The present invention relates generally to data networking and, in particular, relates to a method and system for protecting privacy-sensitive information through redundant, encrypted and distributed storage of information.
These days, people have more and more electronic devices, such as personal computers (PCs), personal digital assistants (PDAs), cell phones, and other electronic devices that use traditional ways of storing and accessing information. Each device stores information at a different storage facility than the other devices so that information is not commonly accessible. Some examples of storage facilities include a file transfer protocol (FTP) server, e-mail accounts, shared network drives and other storage locations. Not all storage facilities have appropriate security mechanisms for storing privacy-sensitive information. Some storage facilities are not permanent so that the information stored there may not remain accessible.
Various deficiencies of the prior art are addressed by various exemplary embodiments of the present invention of a method and system for protecting privacy-sensitive information through redundancy, encryption and distribution of information.
One embodiment is a method for storing information. Information is received for storage from one of a number of user devices. The information is divided into a plurality of data units that are stored on a plurality of segments. The segments are fixed size data units used to store data. The segments are stored distributed across a set of storage facilities. The storage facilities in the set are nodes on a network and associated with the devices.

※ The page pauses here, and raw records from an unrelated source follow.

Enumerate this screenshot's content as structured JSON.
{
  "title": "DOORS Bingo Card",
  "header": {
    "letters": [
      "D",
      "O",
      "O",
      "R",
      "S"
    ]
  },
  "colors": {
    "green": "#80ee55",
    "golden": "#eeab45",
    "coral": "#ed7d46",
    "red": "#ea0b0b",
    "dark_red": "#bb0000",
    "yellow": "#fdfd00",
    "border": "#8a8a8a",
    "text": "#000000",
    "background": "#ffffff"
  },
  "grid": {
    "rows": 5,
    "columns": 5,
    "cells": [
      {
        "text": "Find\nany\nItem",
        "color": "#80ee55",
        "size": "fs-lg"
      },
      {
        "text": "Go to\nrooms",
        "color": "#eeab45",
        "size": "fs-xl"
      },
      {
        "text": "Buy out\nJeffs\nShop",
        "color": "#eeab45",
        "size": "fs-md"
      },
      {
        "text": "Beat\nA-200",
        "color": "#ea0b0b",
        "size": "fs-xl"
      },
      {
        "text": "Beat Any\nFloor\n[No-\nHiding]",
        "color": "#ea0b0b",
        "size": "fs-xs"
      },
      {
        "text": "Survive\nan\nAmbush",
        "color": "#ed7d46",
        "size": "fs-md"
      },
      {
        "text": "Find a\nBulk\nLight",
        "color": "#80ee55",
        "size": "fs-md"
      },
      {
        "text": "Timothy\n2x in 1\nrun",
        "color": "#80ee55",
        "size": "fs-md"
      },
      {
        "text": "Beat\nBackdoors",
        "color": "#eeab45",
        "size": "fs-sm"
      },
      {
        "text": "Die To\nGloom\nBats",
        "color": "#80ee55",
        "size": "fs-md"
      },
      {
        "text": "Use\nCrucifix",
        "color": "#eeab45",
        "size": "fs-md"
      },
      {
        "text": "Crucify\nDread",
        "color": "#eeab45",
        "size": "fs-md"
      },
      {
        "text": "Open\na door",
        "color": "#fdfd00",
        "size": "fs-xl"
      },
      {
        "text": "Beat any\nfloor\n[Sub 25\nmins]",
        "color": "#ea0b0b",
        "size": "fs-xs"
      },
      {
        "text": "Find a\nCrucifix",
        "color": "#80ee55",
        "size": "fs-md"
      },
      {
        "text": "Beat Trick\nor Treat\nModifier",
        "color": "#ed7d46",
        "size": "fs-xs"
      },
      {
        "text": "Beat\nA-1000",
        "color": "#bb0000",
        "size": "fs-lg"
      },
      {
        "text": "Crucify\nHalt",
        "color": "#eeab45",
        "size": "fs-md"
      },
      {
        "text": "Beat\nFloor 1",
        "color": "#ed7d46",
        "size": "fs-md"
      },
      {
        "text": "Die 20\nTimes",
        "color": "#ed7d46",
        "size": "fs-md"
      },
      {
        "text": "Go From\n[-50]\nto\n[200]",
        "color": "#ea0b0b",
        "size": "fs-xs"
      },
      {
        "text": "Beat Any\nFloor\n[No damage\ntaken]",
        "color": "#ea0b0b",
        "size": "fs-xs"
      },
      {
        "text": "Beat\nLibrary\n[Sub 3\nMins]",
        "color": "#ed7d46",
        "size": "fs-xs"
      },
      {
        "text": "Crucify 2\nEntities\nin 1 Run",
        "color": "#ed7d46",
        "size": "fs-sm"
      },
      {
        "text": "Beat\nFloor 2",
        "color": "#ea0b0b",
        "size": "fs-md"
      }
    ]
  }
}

Another embodiment is a system for storing information, including a virtual disk device driver and a device. The virtual disk device driver represents a set of storage facilities and communicates with a master node on a network. The master node maintains an index table. The index table stores the location the segments of a virtual disk. Each segment has an identifier and a version. The virtual disk is controlled by the virtual disk driver. The device is capable of running an operating system and the virtual disk device driver. The device runs the virtual disk device driver to store information that is divided into the segments. The device is one of a number of devices that are associated with the storage facilities.
The teachings of the present invention can be readily understood by considering the following detailed description in conjunction with the accompanying drawings, in which:
The invention is primarily described within the general context of exemplary embodiments of a method and system for protecting privacy-sensitive information through redundancy, encryption and distribution of information. However, those skilled in the art and informed by the teachings herein will realize that the invention is applicable generally to all kinds of information whether private or not, data networking, virtual disks, and interconnecting computing devices, even if the optional redundancy and encryption are not used.

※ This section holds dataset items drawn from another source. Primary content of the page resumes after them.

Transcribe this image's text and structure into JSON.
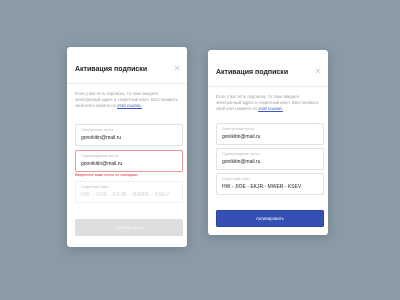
{
  "colors": {
    "background": "#8a9aa6",
    "accent": "#3450b4",
    "error": "#d9363e",
    "disabled_button": "#dedede"
  },
  "left_dialog": {
    "title": "Активация подписки",
    "close_icon": "close-icon",
    "description": "Если у вас есть подписка, то тоже введите электронный адрес и секретный ключ. Восстановить свой ключ можете по",
    "link": "этой ссылке.",
    "field1": {
      "label": "Электронная почта",
      "value": "gonokitin@mail.ru"
    },
    "field2": {
      "label": "Подтверждение почты",
      "value": "goonikitin@mail.ru",
      "error": "Введенные вами почты не совпадают"
    },
    "field3": {
      "label": "Секретный ключ",
      "value": "HW - JIOE - EKJR - MWER - KSEV"
    },
    "button": "Активировать"
  },
  "right_dialog": {
    "title": "Активация подписки",
    "close_icon": "close-icon",
    "description": "Если у вас есть подписка, то тоже введите электронный адрес и секретный ключ. Восстановить свой ключ можете по",
    "link": "этой ссылке.",
    "field1": {
      "label": "Электронная почта",
      "value": "gonikitin@mail.ru"
    },
    "field2": {
      "label": "Подтверждение почты",
      "value": "gonikitin@mail.ru"
    },
    "field3": {
      "label": "Секретный ключ",
      "value": "HW - JIOE - EKJR - MWER - KSEV"
    },
    "button": "Активировать"
  }
}
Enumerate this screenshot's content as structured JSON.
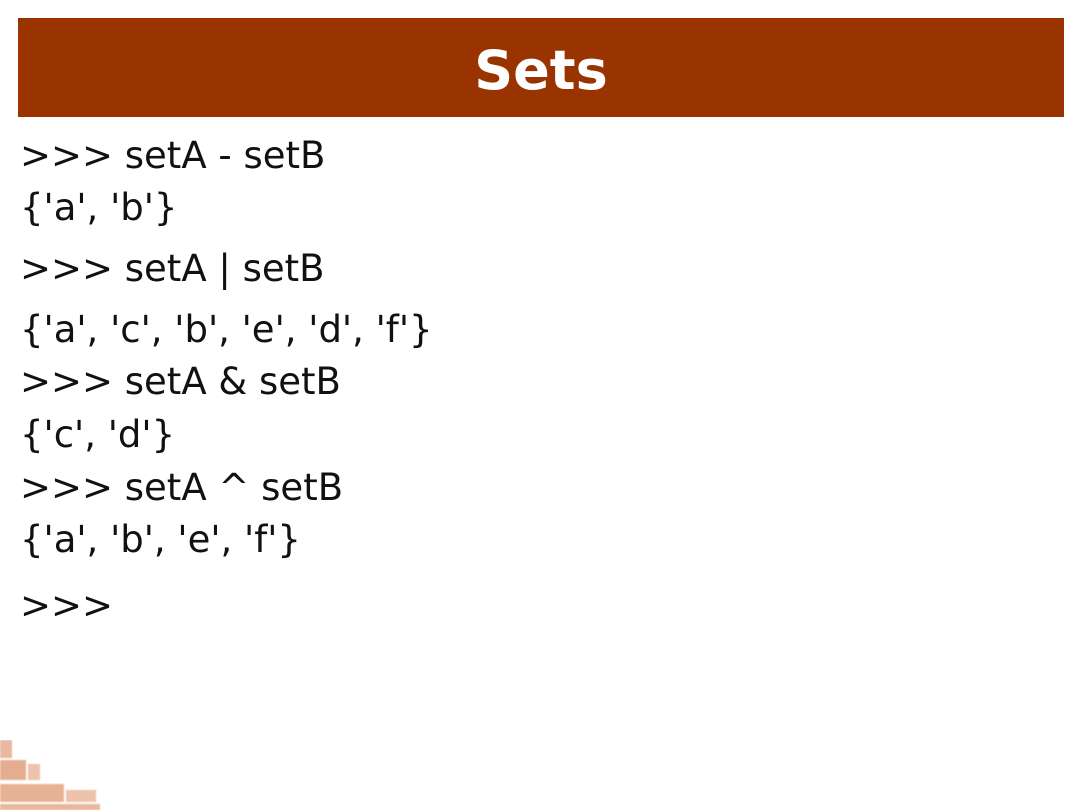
{
  "slide": {
    "title": "Sets",
    "lines": [
      ">>> setA - setB",
      "{'a', 'b'}",
      ">>> setA | setB",
      "{'a', 'c', 'b', 'e', 'd', 'f'}",
      ">>> setA & setB",
      "{'c', 'd'}",
      ">>> setA ^ setB",
      "{'a', 'b', 'e', 'f'}",
      ">>>"
    ]
  },
  "colors": {
    "title_bar": "#993300",
    "title_text": "#ffffff",
    "body_text": "#111111"
  },
  "icons": [
    "brick-wall-icon"
  ]
}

One exemplary embodiment is an abstraction layer for the user 102 that provides the user 102 with one uniform view on a set of storage facilities that are accessible by the user 102. This abstraction hides details from the user 102, such as communication with different types of storage facilities 114, 116, 118, 120, 122, where information is stored, and the like. From the perspective of the user 102, the abstraction layer is just another storage facility. The uniform view is a virtual storage system, implementable as a software layer, i.e., the abstraction layer. The user 102 uses the abstraction layer to store and retrieve information from the set of storage facilities in a way that is similar to saving and loading files. The abstraction layer divides the information, encrypts the information, and distributes it redundantly over the set of storage facilities. For several reasons, this protects the privacy of the information, even if the storage facilities cannot be completely trusted. First, the information is divided so that any one piece of information does not provide the whole information. Second, the information is encrypted, making it difficult for others to understand. Third, the information is distributed and it is difficult to find where the rest of the information is located.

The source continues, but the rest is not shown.